WASHINGTON — QUESTION:
Are there ways to know if a poll is accurate or skewed?
Yes, according to experts.
- Casey Dominguez, political science professor at University of San Diego
- John Dinan, political science professor at Wake Forest University
The presidential primaries aren't for a while, but new polls are always coming out about which candidate is leading the way.
So are there ways to know if presidential polls are accurate or skewed?
Verify researchers got insight from two political science professors: one from the University of San Diego, Casey Dominguez, and the other from Wake Forest University, John Dinan.
"You should pay attention to the details like -- so someone's margin of support is actually between 25 and 35 percent ... it's not at 30 percent precisely," Dominguez said.
So, pollsters' sample certain populations. The results are estimates of what likely voters will do, so the larger the margin of error, the less confidence you should have the results are close to true numbers.
Our experts said lack of transparency can also cause flawed general polling results.

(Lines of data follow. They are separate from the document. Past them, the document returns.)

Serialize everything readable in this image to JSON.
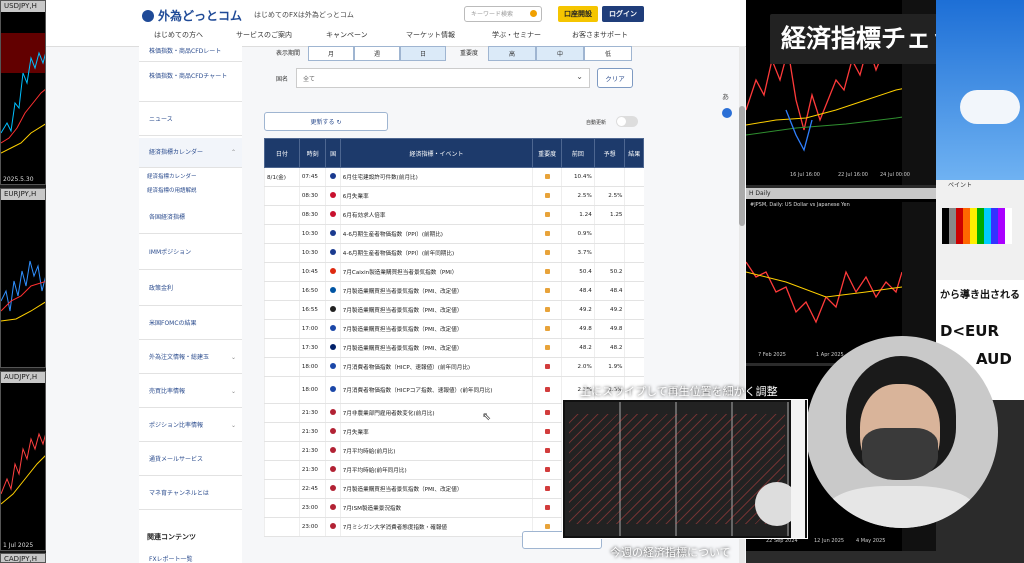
{
  "left_windows": [
    {
      "title": "USDJPY,H",
      "date": "2025.5.30"
    },
    {
      "title": "EURJPY,H",
      "date": ""
    },
    {
      "title": "AUDJPY,H",
      "date": "1 Jul 2025"
    },
    {
      "title": "CADJPY,H",
      "date": ""
    }
  ],
  "header": {
    "logo": "外為どっとコム",
    "tagline": "はじめてのFXは外為どっとコム",
    "search_placeholder": "キーワード検索",
    "open_account": "口座開設",
    "login": "ログイン",
    "nav": [
      "はじめての方へ",
      "サービスのご案内",
      "キャンペーン",
      "マーケット情報",
      "学ぶ・セミナー",
      "お客さまサポート"
    ]
  },
  "sidebar": {
    "items": [
      "株価指数・商品CFDレート",
      "株価指数・商品CFDチャート",
      "ニュース",
      "経済指標カレンダー",
      "各国経済指標",
      "IMMポジション",
      "政策金利",
      "米国FOMCの結果",
      "外為注文情報・総建玉",
      "売買比率情報",
      "ポジション比率情報",
      "通貨メールサービス",
      "マネ育チャンネルとは"
    ],
    "subitems": [
      "経済指標カレンダー",
      "経済指標の用語解説"
    ],
    "related": "関連コンテンツ",
    "related_first": "FXレポート一覧"
  },
  "filters": {
    "period_label": "表示期間",
    "periods": [
      "月",
      "週",
      "日"
    ],
    "importance_label": "重要度",
    "importance": [
      "高",
      "中",
      "低"
    ],
    "country_label": "国名",
    "country_value": "全て",
    "clear": "クリア",
    "refresh": "更新する",
    "auto_refresh": "自動更新"
  },
  "table": {
    "headers": [
      "日付",
      "時刻",
      "国",
      "経済指標・イベント",
      "重要度",
      "前回",
      "予想",
      "結果"
    ],
    "date": "8/1(金)",
    "rows": [
      {
        "time": "07:45",
        "flag": "#1a3a8f",
        "event": "6月住宅建設許可件数(前月比)",
        "imp": "#e8a33a",
        "prev": "10.4%",
        "fcst": ""
      },
      {
        "time": "08:30",
        "flag": "#c8102e",
        "event": "6月失業率",
        "imp": "#e8a33a",
        "prev": "2.5%",
        "fcst": "2.5%"
      },
      {
        "time": "08:30",
        "flag": "#c8102e",
        "event": "6月有効求人倍率",
        "imp": "#e8a33a",
        "prev": "1.24",
        "fcst": "1.25"
      },
      {
        "time": "10:30",
        "flag": "#1a3a8f",
        "event": "4-6月期生産者物価指数（PPI）(前期比)",
        "imp": "#e8a33a",
        "prev": "0.9%",
        "fcst": ""
      },
      {
        "time": "10:30",
        "flag": "#1a3a8f",
        "event": "4-6月期生産者物価指数（PPI）(前年同期比)",
        "imp": "#e8a33a",
        "prev": "3.7%",
        "fcst": ""
      },
      {
        "time": "10:45",
        "flag": "#de2910",
        "event": "7月Caixin製造業購買担当者景気指数（PMI）",
        "imp": "#e8a33a",
        "prev": "50.4",
        "fcst": "50.2"
      },
      {
        "time": "16:50",
        "flag": "#0055a4",
        "event": "7月製造業購買担当者景気指数（PMI、改定値）",
        "imp": "#e8a33a",
        "prev": "48.4",
        "fcst": "48.4"
      },
      {
        "time": "16:55",
        "flag": "#222222",
        "event": "7月製造業購買担当者景気指数（PMI、改定値）",
        "imp": "#e8a33a",
        "prev": "49.2",
        "fcst": "49.2"
      },
      {
        "time": "17:00",
        "flag": "#1b47a8",
        "event": "7月製造業購買担当者景気指数（PMI、改定値）",
        "imp": "#e8a33a",
        "prev": "49.8",
        "fcst": "49.8"
      },
      {
        "time": "17:30",
        "flag": "#012169",
        "event": "7月製造業購買担当者景気指数（PMI、改定値）",
        "imp": "#e8a33a",
        "prev": "48.2",
        "fcst": "48.2"
      },
      {
        "time": "18:00",
        "flag": "#1b47a8",
        "event": "7月消費者物価指数（HICP、速報値）(前年同月比)",
        "imp": "#d23c3c",
        "prev": "2.0%",
        "fcst": "1.9%"
      },
      {
        "time": "18:00",
        "flag": "#1b47a8",
        "event": "7月消費者物価指数（HICPコア指数、速報値）(前年同月比)",
        "imp": "#d23c3c",
        "prev": "2.3%",
        "fcst": "2.3%"
      },
      {
        "time": "21:30",
        "flag": "#b22234",
        "event": "7月非農業部門雇用者数変化(前月比)",
        "imp": "#d23c3c",
        "prev": "",
        "fcst": ""
      },
      {
        "time": "21:30",
        "flag": "#b22234",
        "event": "7月失業率",
        "imp": "#d23c3c",
        "prev": "",
        "fcst": ""
      },
      {
        "time": "21:30",
        "flag": "#b22234",
        "event": "7月平均時給(前月比)",
        "imp": "#d23c3c",
        "prev": "",
        "fcst": ""
      },
      {
        "time": "21:30",
        "flag": "#b22234",
        "event": "7月平均時給(前年同月比)",
        "imp": "#d23c3c",
        "prev": "",
        "fcst": ""
      },
      {
        "time": "22:45",
        "flag": "#b22234",
        "event": "7月製造業購買担当者景気指数（PMI、改定値）",
        "imp": "#d23c3c",
        "prev": "",
        "fcst": ""
      },
      {
        "time": "23:00",
        "flag": "#b22234",
        "event": "7月ISM製造業景況指数",
        "imp": "#d23c3c",
        "prev": "",
        "fcst": ""
      },
      {
        "time": "23:00",
        "flag": "#b22234",
        "event": "7月ミシガン大学消費者態度指数・確報値",
        "imp": "#e8a33a",
        "prev": "",
        "fcst": ""
      }
    ]
  },
  "overlay": {
    "title": "経済指標チェック",
    "caption_top": "上にスワイプして再生位置を細かく調整",
    "caption_bottom": "今週の経済指標について",
    "right_text1": "から導き出される",
    "right_text2": "D<EUR",
    "right_text3": "AUD",
    "paint_label": "ペイント",
    "chart_daily": "H Daily",
    "chart_daily_desc": "#JPSM, Daily: US Dollar vs Japanese Yen",
    "chart_dates": [
      "16 Jul 16:00",
      "22 Jul 16:00",
      "24 Jul 00:00"
    ],
    "chart_dates2": [
      "7 Feb 2025",
      "1 Apr 2025"
    ],
    "chart_dates3": [
      "22 Sep 2024",
      "12 Jun 2025",
      "4 May 2025"
    ]
  }
}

Before you consider any poll's result, look at how transparent the authors are. Do they tell you how many people they talked to? Are they Democrats, Republicans, or Independents? Also, what's the margin of error?
Look for information that gives you a chance to verify if the poll is really accurate.

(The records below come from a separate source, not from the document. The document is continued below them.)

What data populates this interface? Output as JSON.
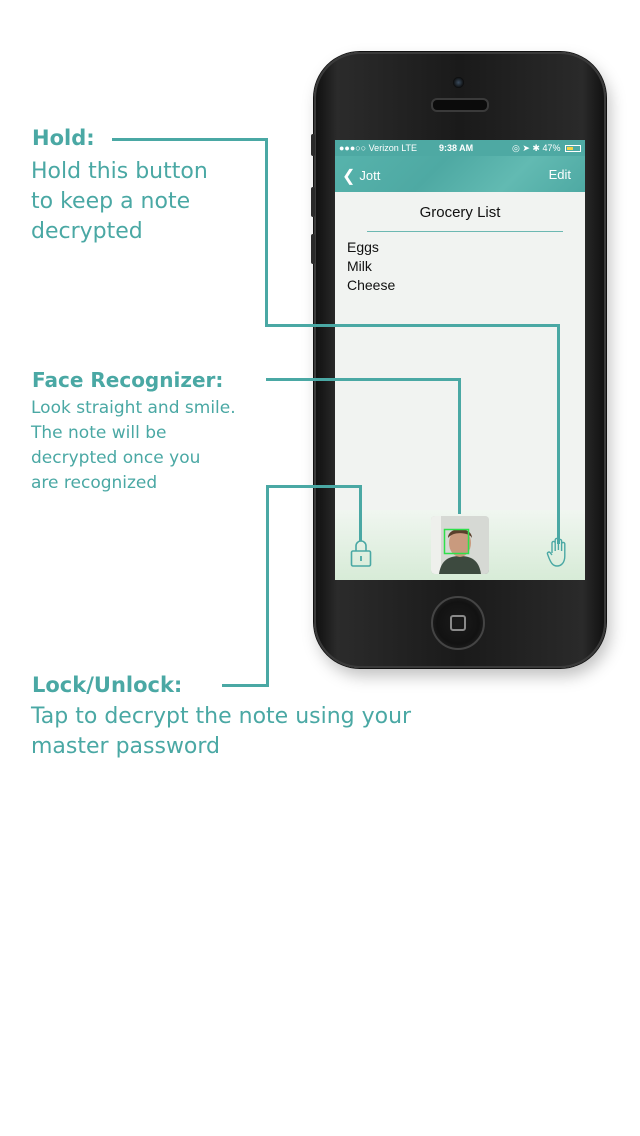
{
  "annotations": {
    "hold": {
      "title": "Hold:",
      "lines": [
        "Hold this button",
        "to keep a note",
        "decrypted"
      ]
    },
    "face": {
      "title": "Face Recognizer:",
      "lines": [
        "Look straight and smile.",
        "The note will be",
        "decrypted once you",
        "are recognized"
      ]
    },
    "lock": {
      "title": "Lock/Unlock:",
      "lines": [
        "Tap to decrypt the note using your",
        "master password"
      ]
    }
  },
  "phone": {
    "status_bar": {
      "carrier": "●●●○○ Verizon  LTE",
      "time": "9:38 AM",
      "battery_text": "47%"
    },
    "nav": {
      "back_label": "Jott",
      "edit_label": "Edit"
    },
    "note": {
      "title": "Grocery List",
      "items": [
        "Eggs",
        "Milk",
        "Cheese"
      ]
    },
    "toolbar": {
      "lock_icon": "lock-icon",
      "face_icon": "face-recognizer-camera",
      "hold_icon": "hand-icon"
    }
  },
  "colors": {
    "accent": "#4aa8a4",
    "nav_bar": "#4ea9a3"
  }
}
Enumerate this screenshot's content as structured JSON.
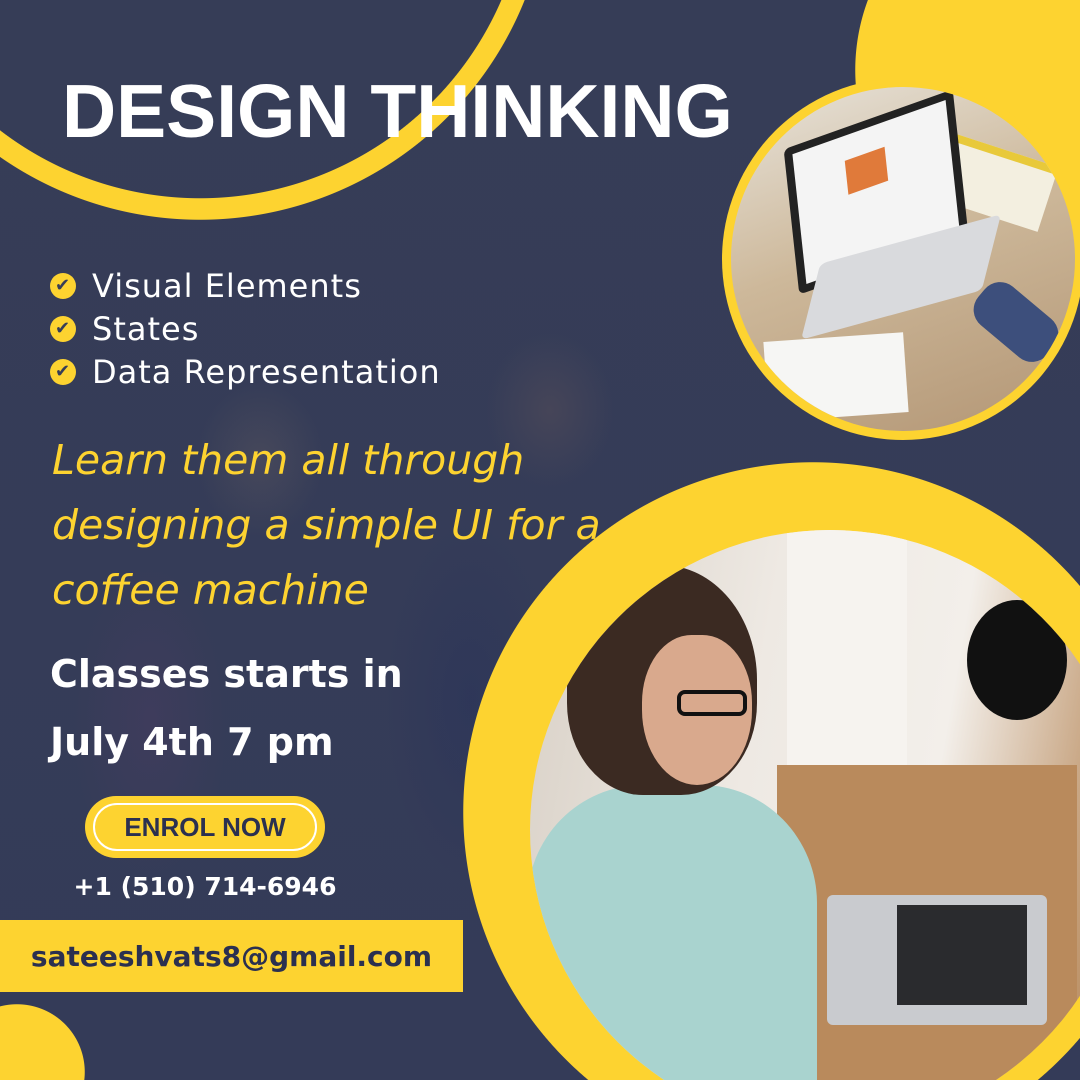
{
  "colors": {
    "background": "#363d57",
    "accent": "#fdd330",
    "text_dark": "#2b3050"
  },
  "title": "DESIGN THINKING",
  "bullets": [
    {
      "icon": "check-circle-icon",
      "label": "Visual Elements"
    },
    {
      "icon": "check-circle-icon",
      "label": "States"
    },
    {
      "icon": "check-circle-icon",
      "label": "Data Representation"
    }
  ],
  "tagline": "Learn them all through designing a simple UI for a coffee machine",
  "schedule": {
    "line1": "Classes starts in",
    "line2": "July 4th 7 pm"
  },
  "cta": {
    "label": "ENROL NOW"
  },
  "contact": {
    "phone": "+1 (510) 714-6946",
    "email": "sateeshvats8@gmail.com"
  },
  "check_glyph": "✔"
}
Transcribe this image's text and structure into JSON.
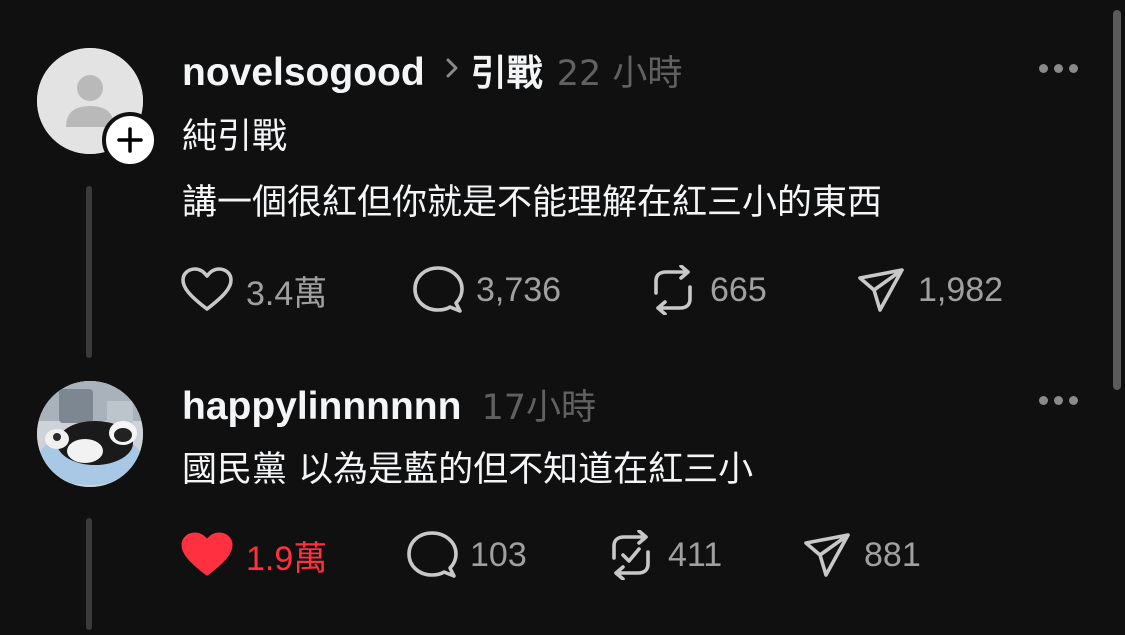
{
  "posts": [
    {
      "username": "novelsogood",
      "quoted": "引戰",
      "time": "22 小時",
      "lines": [
        "純引戰",
        "講一個很紅但你就是不能理解在紅三小的東西"
      ],
      "likes": "3.4萬",
      "liked": false,
      "comments": "3,736",
      "reposts": "665",
      "shares": "1,982"
    },
    {
      "username": "happylinnnnnn",
      "time": "17小時",
      "lines": [
        "國民黨 以為是藍的但不知道在紅三小"
      ],
      "likes": "1.9萬",
      "liked": true,
      "comments": "103",
      "reposts": "411",
      "shares": "881"
    }
  ],
  "colors": {
    "background": "#101010",
    "text": "#f3f5f7",
    "muted": "#a0a0a0",
    "time": "#616161",
    "like_active": "#ff3040"
  },
  "icons": [
    "person-placeholder-icon",
    "plus-icon",
    "chevron-right-icon",
    "more-icon",
    "heart-icon",
    "comment-icon",
    "repost-icon",
    "share-icon"
  ]
}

Our experts also explain you also need to look at what other poll questions were asked, and how they were positioned in the poll because the choice of preceding questions can influence the responses to the candidate-choice ones.
When it comes to news organizations and polls, Dinan told Verify researchers transparency is key.
"News organizations have wide discretion in who they hire to conduct polls and how polls are conducted," Dinan said. "So it’s important for news organizations and polling companies to be as transparent as possible in making clear their samples, their survey questions, and other aspects of their polls ... It's is also worthwhile for consumers of news to seek out as much information as possible on polling samples and survey questions when evaluating any given polling result that is reported."